Yesterday, I wrote that the most important thing to do in the midst of this anti-gun mania is to keep your cool, think rationally, and avoid appeals to emotion.
Today, Joe Scarborough says that “Friday changed everything” and that “From this day forward, we can never be the same again.” He goes on to indicate that he no longer believes in the right to sell powerful weapons, or even in the right to produce violent movies.
A reasonably skeptical person might ask: what has changed? Did Friday’s shooting cause some rift in the space-time continuum, so that human nature is no longer what it used to be?
Before Friday, I saw no reason to believe that gun control could eliminate guns any more effectively than drug prohibition has eliminated marijuana or cocaine. How did Friday change that? Did it make government omnipotent, able to monitor every kind of human interaction and stop any kind of prohibited dealing in its tracks? If so, did it make omnipotent government suddenly more desirable than it was on Thursday?
Did it make it so that people will simply acquiesce in prohibitions of goods that carry an independent consumer demand? Did it suddenly make guns (or marijuana, cocaine, meth, and whatever else) undesirable to all the people who found them desirable on Thursday? Can black markets for prohibited goods no longer exist, after Friday? And will criminals no longer access black markets to find prohibited items?

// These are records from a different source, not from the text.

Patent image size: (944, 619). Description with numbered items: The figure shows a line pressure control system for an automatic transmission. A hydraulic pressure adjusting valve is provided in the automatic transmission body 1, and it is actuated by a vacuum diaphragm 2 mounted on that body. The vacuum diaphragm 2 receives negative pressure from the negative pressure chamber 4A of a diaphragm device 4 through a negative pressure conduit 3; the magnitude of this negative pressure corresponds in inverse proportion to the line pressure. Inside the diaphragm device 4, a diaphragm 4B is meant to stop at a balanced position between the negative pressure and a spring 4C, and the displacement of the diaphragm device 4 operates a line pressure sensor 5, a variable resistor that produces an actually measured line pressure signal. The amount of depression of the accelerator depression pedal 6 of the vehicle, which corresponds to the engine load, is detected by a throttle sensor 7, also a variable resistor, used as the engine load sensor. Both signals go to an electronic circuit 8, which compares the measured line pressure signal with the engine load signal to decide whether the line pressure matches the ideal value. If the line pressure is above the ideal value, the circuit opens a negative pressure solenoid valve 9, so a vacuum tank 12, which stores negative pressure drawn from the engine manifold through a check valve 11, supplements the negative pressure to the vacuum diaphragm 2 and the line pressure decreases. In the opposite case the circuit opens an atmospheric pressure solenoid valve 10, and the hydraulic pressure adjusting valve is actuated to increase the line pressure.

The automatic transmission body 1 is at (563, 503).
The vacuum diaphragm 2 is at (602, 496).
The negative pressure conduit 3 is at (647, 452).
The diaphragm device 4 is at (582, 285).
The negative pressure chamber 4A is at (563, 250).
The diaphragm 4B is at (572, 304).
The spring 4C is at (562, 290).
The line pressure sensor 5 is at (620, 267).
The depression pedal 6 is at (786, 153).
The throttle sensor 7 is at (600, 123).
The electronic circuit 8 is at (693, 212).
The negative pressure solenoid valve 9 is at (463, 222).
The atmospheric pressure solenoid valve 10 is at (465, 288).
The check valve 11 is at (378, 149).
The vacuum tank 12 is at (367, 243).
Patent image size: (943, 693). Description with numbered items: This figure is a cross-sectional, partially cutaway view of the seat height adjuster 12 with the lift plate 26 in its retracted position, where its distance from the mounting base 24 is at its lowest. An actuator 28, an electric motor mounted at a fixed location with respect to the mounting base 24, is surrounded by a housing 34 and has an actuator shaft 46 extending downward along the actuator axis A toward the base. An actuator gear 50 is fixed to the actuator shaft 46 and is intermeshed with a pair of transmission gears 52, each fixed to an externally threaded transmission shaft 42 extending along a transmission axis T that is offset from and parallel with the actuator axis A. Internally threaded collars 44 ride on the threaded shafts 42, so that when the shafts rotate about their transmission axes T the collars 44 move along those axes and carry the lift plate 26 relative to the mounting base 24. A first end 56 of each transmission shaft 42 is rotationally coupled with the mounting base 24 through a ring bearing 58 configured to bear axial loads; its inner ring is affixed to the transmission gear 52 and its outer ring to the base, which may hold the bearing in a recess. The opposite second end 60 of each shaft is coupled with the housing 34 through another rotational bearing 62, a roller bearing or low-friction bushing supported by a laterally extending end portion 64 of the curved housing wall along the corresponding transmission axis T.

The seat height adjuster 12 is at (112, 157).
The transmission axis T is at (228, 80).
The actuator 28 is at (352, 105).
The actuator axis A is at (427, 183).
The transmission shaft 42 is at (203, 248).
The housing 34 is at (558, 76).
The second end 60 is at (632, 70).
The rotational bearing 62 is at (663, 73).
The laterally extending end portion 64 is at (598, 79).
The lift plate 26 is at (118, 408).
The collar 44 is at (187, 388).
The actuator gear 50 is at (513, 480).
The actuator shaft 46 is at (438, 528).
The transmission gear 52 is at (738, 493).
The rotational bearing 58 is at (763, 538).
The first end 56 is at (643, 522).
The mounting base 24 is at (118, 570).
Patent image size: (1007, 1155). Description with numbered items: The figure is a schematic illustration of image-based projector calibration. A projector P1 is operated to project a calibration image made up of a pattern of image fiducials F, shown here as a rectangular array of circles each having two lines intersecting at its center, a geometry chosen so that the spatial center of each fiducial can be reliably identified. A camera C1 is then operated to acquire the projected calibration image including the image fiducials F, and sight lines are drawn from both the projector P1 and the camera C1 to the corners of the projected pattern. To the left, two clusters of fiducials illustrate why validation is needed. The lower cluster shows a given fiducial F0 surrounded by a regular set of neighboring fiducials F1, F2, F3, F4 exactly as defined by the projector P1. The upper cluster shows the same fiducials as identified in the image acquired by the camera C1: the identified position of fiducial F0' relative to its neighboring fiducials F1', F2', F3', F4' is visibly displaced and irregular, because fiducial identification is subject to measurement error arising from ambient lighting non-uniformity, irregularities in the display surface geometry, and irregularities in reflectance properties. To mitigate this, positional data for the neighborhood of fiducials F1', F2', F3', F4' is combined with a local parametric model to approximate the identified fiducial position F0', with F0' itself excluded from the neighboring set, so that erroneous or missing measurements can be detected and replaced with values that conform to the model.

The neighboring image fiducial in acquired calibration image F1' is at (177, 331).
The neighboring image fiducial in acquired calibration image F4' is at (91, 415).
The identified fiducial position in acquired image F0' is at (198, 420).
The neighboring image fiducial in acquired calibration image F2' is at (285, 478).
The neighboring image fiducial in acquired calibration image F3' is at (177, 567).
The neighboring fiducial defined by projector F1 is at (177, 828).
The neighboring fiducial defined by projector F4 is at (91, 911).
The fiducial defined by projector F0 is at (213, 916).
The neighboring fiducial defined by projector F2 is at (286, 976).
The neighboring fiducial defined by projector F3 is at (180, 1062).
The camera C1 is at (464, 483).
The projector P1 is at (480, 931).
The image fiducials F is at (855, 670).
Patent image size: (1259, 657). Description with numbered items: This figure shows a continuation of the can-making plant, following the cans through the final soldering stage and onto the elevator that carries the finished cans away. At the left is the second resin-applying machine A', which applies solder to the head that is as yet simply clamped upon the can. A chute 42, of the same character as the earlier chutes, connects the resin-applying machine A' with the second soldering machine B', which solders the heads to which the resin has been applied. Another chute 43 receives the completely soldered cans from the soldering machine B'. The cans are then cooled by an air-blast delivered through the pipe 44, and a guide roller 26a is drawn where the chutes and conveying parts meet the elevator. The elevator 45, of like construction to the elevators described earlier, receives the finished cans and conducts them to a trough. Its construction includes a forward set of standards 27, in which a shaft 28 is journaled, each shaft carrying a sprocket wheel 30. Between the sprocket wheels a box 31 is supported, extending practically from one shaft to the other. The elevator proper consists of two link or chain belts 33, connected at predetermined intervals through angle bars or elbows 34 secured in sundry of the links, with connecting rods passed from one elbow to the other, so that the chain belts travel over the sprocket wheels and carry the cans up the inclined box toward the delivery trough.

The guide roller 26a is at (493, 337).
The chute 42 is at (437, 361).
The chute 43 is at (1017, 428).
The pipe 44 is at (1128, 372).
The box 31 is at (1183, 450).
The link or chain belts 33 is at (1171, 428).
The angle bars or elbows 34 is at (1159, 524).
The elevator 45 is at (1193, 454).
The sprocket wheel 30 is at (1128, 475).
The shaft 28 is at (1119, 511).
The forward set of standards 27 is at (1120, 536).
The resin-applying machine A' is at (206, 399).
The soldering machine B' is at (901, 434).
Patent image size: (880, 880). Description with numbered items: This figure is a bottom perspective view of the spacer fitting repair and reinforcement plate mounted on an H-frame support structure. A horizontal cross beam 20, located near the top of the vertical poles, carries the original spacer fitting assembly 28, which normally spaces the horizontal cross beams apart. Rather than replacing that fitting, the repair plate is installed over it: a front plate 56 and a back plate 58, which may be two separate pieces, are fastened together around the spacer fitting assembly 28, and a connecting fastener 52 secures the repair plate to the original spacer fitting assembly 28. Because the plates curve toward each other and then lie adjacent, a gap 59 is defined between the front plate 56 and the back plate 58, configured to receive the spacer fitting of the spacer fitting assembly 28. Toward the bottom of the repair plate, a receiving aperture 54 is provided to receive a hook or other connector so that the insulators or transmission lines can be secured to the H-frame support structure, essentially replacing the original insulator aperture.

Will the threat of armed citizens no longer deter criminals from committing crimes after Friday? Is it no longer the case that armed citizens, even if they don’t succeed in actually stopping a shooting, are at least better positioned to stop one than unarmed citizens? Or, did the police on Friday suddenly stumble upon some instant teleportation technology, so that they can be on the scene as soon as the criminal starts shooting, making private gun ownership unnecessary?
If these arguments were valid on Thursday, why are they invalid on Friday? As far as I can tell, all Scarborough’s argument amounts to is: “I used to support gun rights, but then I saw too many shootings, so now I support gun control.” That’s not a real argument; it is just an appeal to emotion that fails to address any of the concerns that gun-rights supporters have. But just because Scarborough has fallen prey to emotionalism doesn’t mean the rest of us should.